It hasn't even been a full week and already how I think about film and myself as a filmmaker has changed.
Before arriving in San Francisco, Cameo and Connie Jo gave my fellow interns and me a list of required reading. One of the books, Judith Weston's Directing Actors, has completely changed my approach to how I want to work with actors. This book essentially told me every method I had previously used for directing actors was wrong. My mind was blown even for small tips like; don't watch your actor's performance through the camera monitor; you won't be able to tell if their acting is genuine until you're watching it in the editing room. In all my films, I've only ever watched my actors perform through the camera monitor. Huge mistake.
I'm eager to shoot my film and work with actors during week four, so I can apply the new knowledge Directing Actors gave me. But none of that can happen until I finish my script, and fully flesh it out.

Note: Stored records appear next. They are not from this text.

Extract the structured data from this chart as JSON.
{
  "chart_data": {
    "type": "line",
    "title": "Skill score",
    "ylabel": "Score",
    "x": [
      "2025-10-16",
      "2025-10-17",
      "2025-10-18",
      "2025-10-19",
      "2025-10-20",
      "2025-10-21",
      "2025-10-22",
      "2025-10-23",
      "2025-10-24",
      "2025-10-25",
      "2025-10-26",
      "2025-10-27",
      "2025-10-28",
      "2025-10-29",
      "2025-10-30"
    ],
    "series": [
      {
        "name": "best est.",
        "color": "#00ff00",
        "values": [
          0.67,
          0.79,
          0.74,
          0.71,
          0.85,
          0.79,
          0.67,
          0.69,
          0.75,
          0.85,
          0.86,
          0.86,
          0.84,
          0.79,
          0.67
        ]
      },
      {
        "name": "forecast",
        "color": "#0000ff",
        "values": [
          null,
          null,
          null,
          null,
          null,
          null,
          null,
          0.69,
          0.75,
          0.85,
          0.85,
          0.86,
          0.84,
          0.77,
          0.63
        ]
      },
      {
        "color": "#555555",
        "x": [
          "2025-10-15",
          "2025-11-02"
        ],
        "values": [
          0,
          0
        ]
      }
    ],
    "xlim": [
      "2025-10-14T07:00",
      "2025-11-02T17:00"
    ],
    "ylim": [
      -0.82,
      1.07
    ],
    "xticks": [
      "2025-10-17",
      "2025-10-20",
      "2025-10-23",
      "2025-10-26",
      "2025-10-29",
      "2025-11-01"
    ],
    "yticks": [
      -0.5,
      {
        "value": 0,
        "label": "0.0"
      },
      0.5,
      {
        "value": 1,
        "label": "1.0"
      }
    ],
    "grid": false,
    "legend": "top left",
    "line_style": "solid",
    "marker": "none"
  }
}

Writing my script while watching Mira Nair's MasterClass has equally changed my perspective on the writing process. In the past I've often written scripts with the eyes of a director, having camera shots in mind for every line I wrote. Mira Nair says writing and directing are two different hats you wear. As I write my script, I try to keep my directors brain out of it. Once I've finished the writing and editing period, I will put on my directing cap and read the script as if I'm hearing it for the first time. I want my director's brain to look at the dialogue and see a different story than my writing brain had intended. I've realized that a big part of being a director is that you can make a good story in spite of the script. Understanding this makes it easier to write a screenplay because it isn't the final version of the story. My experience at Baycats this past Saturday with my fellow interns, made me realize that the story won't stop changing until I export it from Premiere.
For backstory, Cameo and Connie Jo took us to Baycats for a workshop on filming with your iPhone. During this workshop, we got a chance to play with iPhone equipment like gimbals and different lenses that made our films look professional. I was reminded that you don't need fancy camera equipment to make a film because IPhones are magical.
Our day ended with us taking the footage from the short movie we made and editing it how we wanted. This part was probably the most fascinating because from the limited footage we had shot, it seemed everyone had created an entirely different film. We had all shot the same thing, but most of the final edits weren't even in a similar genre because of the various uses of color grading, music, and cuts.
As I finalize my script, I keep in mind it will continue to change. I'm someone who has a difficult time settling on an idea, so it's nice to know that if the last minute I want to change the mood of my story, I can make that happen in Premiere.